Related Work & Insights¶
- vs Standard SFT (Lee et al. 2023; Shaham et al. 2024a): SFT simply mimics the target language output via maximum likelihood and cannot explicitly learn language selection strategies; CLO teaches the model to "choose the right language" through preference optimization, which shows a significant advantage in low-resource scenarios.
- vs Continued Pre-training + SFT (Cui et al. 2023; Zhao et al. 2024a): Continued pre-training requires a large corpus in the target language (usually millions of tokens), whereas CLO only requires 6,400 translated data entries, presenting a massive cost difference.
- vs InstructionCP (Chen & Lee 2024): InstructionCP requires large-scale target language instruction data and complex architectural analysis, whereas CLO only requires English data + a translation model, offering a much simpler approach.
Rating¶
- Novelty: ⭐⭐⭐⭐ Innovatively applies DPO to cross-lingual transfer, presenting a novel perspective of "language selection preference"; however, the core technology (modified DPO + NLL) is not overly complex.

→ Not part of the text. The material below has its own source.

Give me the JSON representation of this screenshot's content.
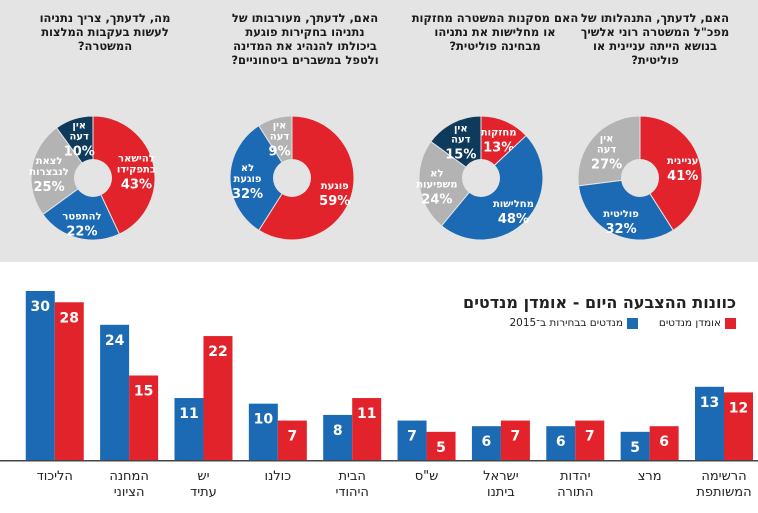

- Experimental Thoroughness: ⭐⭐⭐⭐⭐ 5 models × 6 languages × 3 evaluation benchmarks, with comprehensive ablations (NLL variants, attention-only, data volume curves). The experimental scale is top-tier in this field.
- Writing Quality: ⭐⭐⭐⭐ Clear hypotheses, rigorous methodology derivation, and intuitive illustrations; however, the Limitations section is slightly verbose.
- Value: ⭐⭐⭐⭐⭐ Direct practical value for deploying LLMs in low-resource languages; the method is simple and easy to reproduce, requiring only public English data + a translation model.